Impact: NEUTRAL Initial views: here
We see potential upside to our estimates should management hit its occupancy targets. Chartwell continues to benefit from strong Canadian retirement fundamentals as evidenced by another quarter of improving operating metrics. SPNOI growth remained elevated at +17.1% y/y on the back of a +610bps SP occupancy improvement to 88.5%. Further occupancy gains have increased visibility on Chartwell meeting its 95% target by Q4/25, with management now expecting to surpass 90% by December. With Chartwell approaching higher occupancy levels, management is able to reduce the number of targeted incentives (and has already done so at higher occupied homes), which should translate into above- average market rent growth over the next several years. Our forecast currently calls for occupancy to reach 92% (~94% on a SP basis) in Q4/25, which is below management's target, with a further increase to 94% in Q4/26.
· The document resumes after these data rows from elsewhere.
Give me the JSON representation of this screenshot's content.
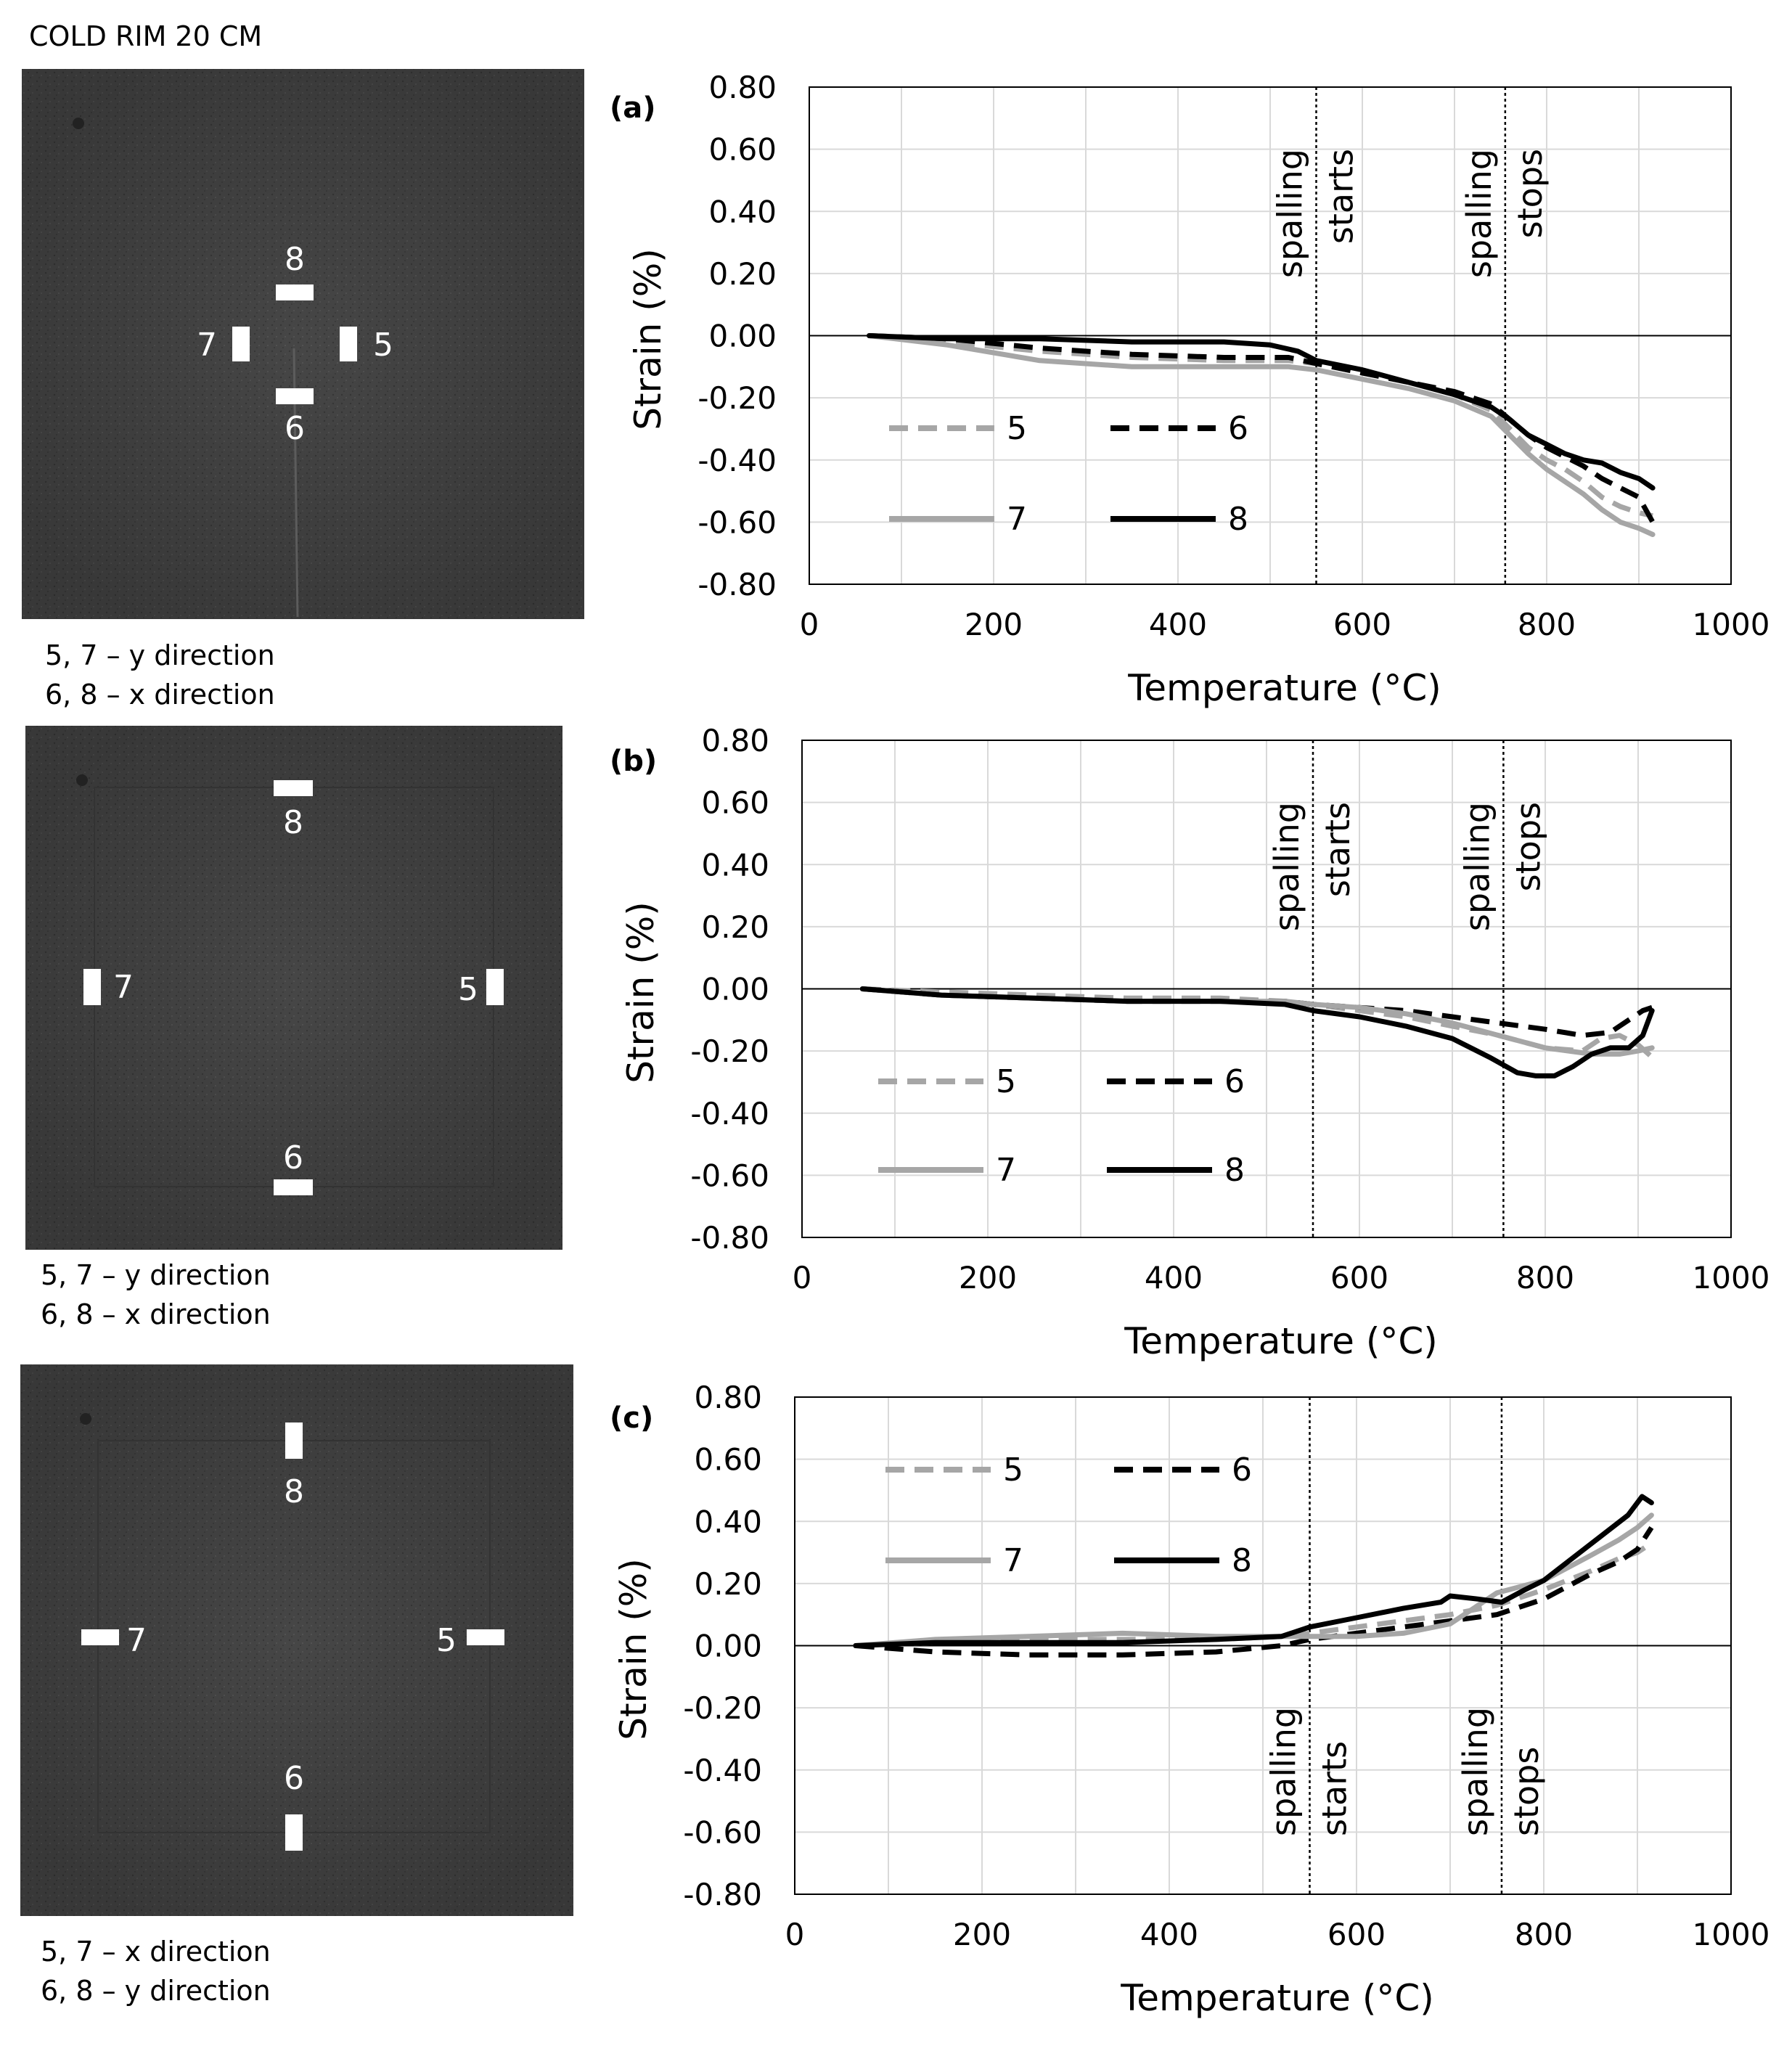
{
  "header": "COLD RIM 20 CM",
  "photos": [
    {
      "caption_lines": [
        "5, 7 – y direction",
        "6, 8 – x direction"
      ],
      "gauge_labels": [
        "5",
        "6",
        "7",
        "8"
      ]
    },
    {
      "caption_lines": [
        "5, 7 – y direction",
        "6, 8 – x direction"
      ],
      "gauge_labels": [
        "5",
        "6",
        "7",
        "8"
      ]
    },
    {
      "caption_lines": [
        "5, 7 – x direction",
        "6, 8 – y direction"
      ],
      "gauge_labels": [
        "5",
        "6",
        "7",
        "8"
      ]
    }
  ],
  "chart_data": [
    {
      "type": "line",
      "panel_label": "(a)",
      "xlabel": "Temperature (°C)",
      "ylabel": "Strain (%)",
      "xlim": [
        0,
        1000
      ],
      "ylim": [
        -0.8,
        0.8
      ],
      "xticks": [
        "0",
        "200",
        "400",
        "600",
        "800",
        "1000"
      ],
      "yticks": [
        "0.80",
        "0.60",
        "0.40",
        "0.20",
        "0.00",
        "-0.20",
        "-0.40",
        "-0.60",
        "-0.80"
      ],
      "grid": true,
      "legend_position": "lower-left",
      "markers": [
        {
          "x": 550,
          "lines": [
            "spalling",
            "starts"
          ]
        },
        {
          "x": 755,
          "lines": [
            "spalling",
            "stops"
          ]
        }
      ],
      "series": [
        {
          "name": "5",
          "color": "#a6a6a6",
          "dash": "dashed",
          "x": [
            65,
            150,
            250,
            350,
            450,
            520,
            550,
            600,
            650,
            700,
            740,
            760,
            780,
            800,
            820,
            840,
            860,
            880,
            900,
            915
          ],
          "y": [
            0,
            -0.02,
            -0.05,
            -0.07,
            -0.08,
            -0.08,
            -0.09,
            -0.12,
            -0.15,
            -0.19,
            -0.24,
            -0.3,
            -0.36,
            -0.4,
            -0.43,
            -0.47,
            -0.52,
            -0.55,
            -0.57,
            -0.58
          ]
        },
        {
          "name": "6",
          "color": "#000000",
          "dash": "dashed",
          "x": [
            65,
            150,
            250,
            350,
            450,
            520,
            550,
            600,
            650,
            700,
            740,
            760,
            780,
            800,
            820,
            840,
            860,
            880,
            900,
            915
          ],
          "y": [
            0,
            -0.01,
            -0.04,
            -0.06,
            -0.07,
            -0.07,
            -0.09,
            -0.12,
            -0.15,
            -0.18,
            -0.22,
            -0.27,
            -0.32,
            -0.36,
            -0.39,
            -0.42,
            -0.46,
            -0.49,
            -0.52,
            -0.6
          ]
        },
        {
          "name": "7",
          "color": "#a6a6a6",
          "dash": "solid",
          "x": [
            65,
            150,
            250,
            350,
            450,
            520,
            550,
            600,
            650,
            700,
            740,
            760,
            780,
            800,
            820,
            840,
            860,
            880,
            900,
            915
          ],
          "y": [
            0,
            -0.03,
            -0.08,
            -0.1,
            -0.1,
            -0.1,
            -0.11,
            -0.14,
            -0.17,
            -0.21,
            -0.26,
            -0.32,
            -0.38,
            -0.43,
            -0.47,
            -0.51,
            -0.56,
            -0.6,
            -0.62,
            -0.64
          ]
        },
        {
          "name": "8",
          "color": "#000000",
          "dash": "solid",
          "x": [
            65,
            150,
            250,
            350,
            450,
            500,
            530,
            550,
            600,
            650,
            700,
            740,
            760,
            780,
            800,
            820,
            840,
            860,
            880,
            900,
            915
          ],
          "y": [
            0,
            -0.01,
            -0.01,
            -0.02,
            -0.02,
            -0.03,
            -0.05,
            -0.08,
            -0.11,
            -0.15,
            -0.19,
            -0.23,
            -0.27,
            -0.32,
            -0.35,
            -0.38,
            -0.4,
            -0.41,
            -0.44,
            -0.46,
            -0.49
          ]
        }
      ]
    },
    {
      "type": "line",
      "panel_label": "(b)",
      "xlabel": "Temperature (°C)",
      "ylabel": "Strain (%)",
      "xlim": [
        0,
        1000
      ],
      "ylim": [
        -0.8,
        0.8
      ],
      "xticks": [
        "0",
        "200",
        "400",
        "600",
        "800",
        "1000"
      ],
      "yticks": [
        "0.80",
        "0.60",
        "0.40",
        "0.20",
        "0.00",
        "-0.20",
        "-0.40",
        "-0.60",
        "-0.80"
      ],
      "grid": true,
      "legend_position": "lower-left",
      "markers": [
        {
          "x": 550,
          "lines": [
            "spalling",
            "starts"
          ]
        },
        {
          "x": 755,
          "lines": [
            "spalling",
            "stops"
          ]
        }
      ],
      "series": [
        {
          "name": "5",
          "color": "#a6a6a6",
          "dash": "dashed",
          "x": [
            65,
            150,
            250,
            350,
            450,
            520,
            550,
            600,
            650,
            700,
            750,
            800,
            840,
            860,
            880,
            900,
            915
          ],
          "y": [
            0,
            -0.01,
            -0.02,
            -0.03,
            -0.03,
            -0.04,
            -0.05,
            -0.07,
            -0.09,
            -0.12,
            -0.15,
            -0.19,
            -0.2,
            -0.16,
            -0.15,
            -0.18,
            -0.22
          ]
        },
        {
          "name": "6",
          "color": "#000000",
          "dash": "dashed",
          "x": [
            65,
            150,
            250,
            350,
            450,
            520,
            550,
            600,
            650,
            700,
            750,
            800,
            840,
            870,
            890,
            905,
            915
          ],
          "y": [
            0,
            -0.02,
            -0.03,
            -0.04,
            -0.04,
            -0.04,
            -0.05,
            -0.06,
            -0.07,
            -0.09,
            -0.11,
            -0.13,
            -0.15,
            -0.14,
            -0.1,
            -0.07,
            -0.06
          ]
        },
        {
          "name": "7",
          "color": "#a6a6a6",
          "dash": "solid",
          "x": [
            65,
            150,
            250,
            350,
            450,
            520,
            550,
            600,
            650,
            700,
            750,
            800,
            850,
            880,
            900,
            915
          ],
          "y": [
            0,
            -0.02,
            -0.03,
            -0.04,
            -0.04,
            -0.04,
            -0.05,
            -0.06,
            -0.08,
            -0.11,
            -0.15,
            -0.19,
            -0.21,
            -0.21,
            -0.2,
            -0.19
          ]
        },
        {
          "name": "8",
          "color": "#000000",
          "dash": "solid",
          "x": [
            65,
            150,
            250,
            350,
            450,
            520,
            550,
            600,
            650,
            700,
            740,
            770,
            790,
            810,
            830,
            850,
            870,
            890,
            905,
            915
          ],
          "y": [
            0,
            -0.02,
            -0.03,
            -0.04,
            -0.04,
            -0.05,
            -0.07,
            -0.09,
            -0.12,
            -0.16,
            -0.22,
            -0.27,
            -0.28,
            -0.28,
            -0.25,
            -0.21,
            -0.19,
            -0.19,
            -0.15,
            -0.07
          ]
        }
      ]
    },
    {
      "type": "line",
      "panel_label": "(c)",
      "xlabel": "Temperature (°C)",
      "ylabel": "Strain (%)",
      "xlim": [
        0,
        1000
      ],
      "ylim": [
        -0.8,
        0.8
      ],
      "xticks": [
        "0",
        "200",
        "400",
        "600",
        "800",
        "1000"
      ],
      "yticks": [
        "0.80",
        "0.60",
        "0.40",
        "0.20",
        "0.00",
        "-0.20",
        "-0.40",
        "-0.60",
        "-0.80"
      ],
      "grid": true,
      "legend_position": "upper-left",
      "markers": [
        {
          "x": 550,
          "lines": [
            "spalling",
            "starts"
          ]
        },
        {
          "x": 755,
          "lines": [
            "spalling",
            "stops"
          ]
        }
      ],
      "series": [
        {
          "name": "5",
          "color": "#a6a6a6",
          "dash": "dashed",
          "x": [
            65,
            150,
            250,
            350,
            450,
            520,
            550,
            600,
            650,
            700,
            750,
            800,
            850,
            880,
            900,
            915
          ],
          "y": [
            0,
            0.01,
            0.02,
            0.02,
            0.02,
            0.03,
            0.04,
            0.06,
            0.08,
            0.1,
            0.13,
            0.18,
            0.24,
            0.28,
            0.3,
            0.33
          ]
        },
        {
          "name": "6",
          "color": "#000000",
          "dash": "dashed",
          "x": [
            65,
            150,
            250,
            300,
            350,
            450,
            520,
            550,
            600,
            650,
            700,
            750,
            800,
            850,
            880,
            900,
            915
          ],
          "y": [
            0,
            -0.02,
            -0.03,
            -0.03,
            -0.03,
            -0.02,
            0.0,
            0.02,
            0.04,
            0.06,
            0.08,
            0.1,
            0.15,
            0.23,
            0.27,
            0.31,
            0.38
          ]
        },
        {
          "name": "7",
          "color": "#a6a6a6",
          "dash": "solid",
          "x": [
            65,
            150,
            250,
            350,
            450,
            520,
            550,
            600,
            650,
            700,
            750,
            800,
            850,
            880,
            900,
            915
          ],
          "y": [
            0,
            0.02,
            0.03,
            0.04,
            0.03,
            0.03,
            0.03,
            0.03,
            0.04,
            0.07,
            0.17,
            0.21,
            0.29,
            0.34,
            0.38,
            0.42
          ]
        },
        {
          "name": "8",
          "color": "#000000",
          "dash": "solid",
          "x": [
            65,
            150,
            250,
            350,
            450,
            520,
            550,
            600,
            650,
            690,
            700,
            730,
            755,
            780,
            800,
            830,
            860,
            890,
            905,
            915
          ],
          "y": [
            0,
            0.01,
            0.01,
            0.01,
            0.02,
            0.03,
            0.06,
            0.09,
            0.12,
            0.14,
            0.16,
            0.15,
            0.14,
            0.18,
            0.21,
            0.28,
            0.35,
            0.42,
            0.48,
            0.46
          ]
        }
      ]
    }
  ]
}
Acquisitions remain a key priority, although the mix of stabilized/non-stabilized means near-term accretion is limited. With Thursday's announcement to acquire a $75mm retirement home in Victoria, B.C., Chartwell adds a well-located asset to its Vancouver Island portfolio (acquired in August - link). Although the home is only 28% leased, management is willing to take on lease-up risk. Given very limited supply and the economics not penciling out on new development, management reiterated its priority on acquisitions, noting that it is open to acquiring both stabilized/non-stabilized portfolios with a focus on higher quality assets at pricing below replacement cost. Discussions remain active on acquisitions, with management also looking to monetize select non-core assets. We continue to view growing the asset base in front of the very visible near-term fundamentals is a good capital allocation.
AFFO/unit growth remains attractive. Our 2024 AFFO/unit estimate is largely unchanged, while our 2025/2026 estimates decline modestly 1-2%. While slowing to what we view as a sustainable low-mid-teens level, AFFO/unit growth of 19%/15% is attractive, in our view. Our $15.00 NAV estimate is +3%
Operations: Retirement average same-property occupancy was +610bps y/y to 88.5% with Quebec +650bps to 89.0%, Western Canada +730bps to 95.4%, and Ontario +520bps to 84.7%. Overall SP occupancy is forecast to improve further to 90.2% by December (represents 430bps y/y growth). Q3/24 SPNOI was +17.1% y/y. By region, Quebec was 32.4%, followed by Western Canada at +16.8% and Ontario at +14.0%. Looking ahead, management expects continued strong results from Western Canada and Quebec, and sees further room for growth in Ontario as occupancy picks up. SP revenues were +11.0% y/y on rental rate increases and higher occupancy. Operating margins were +200bps y/y to 38.4%.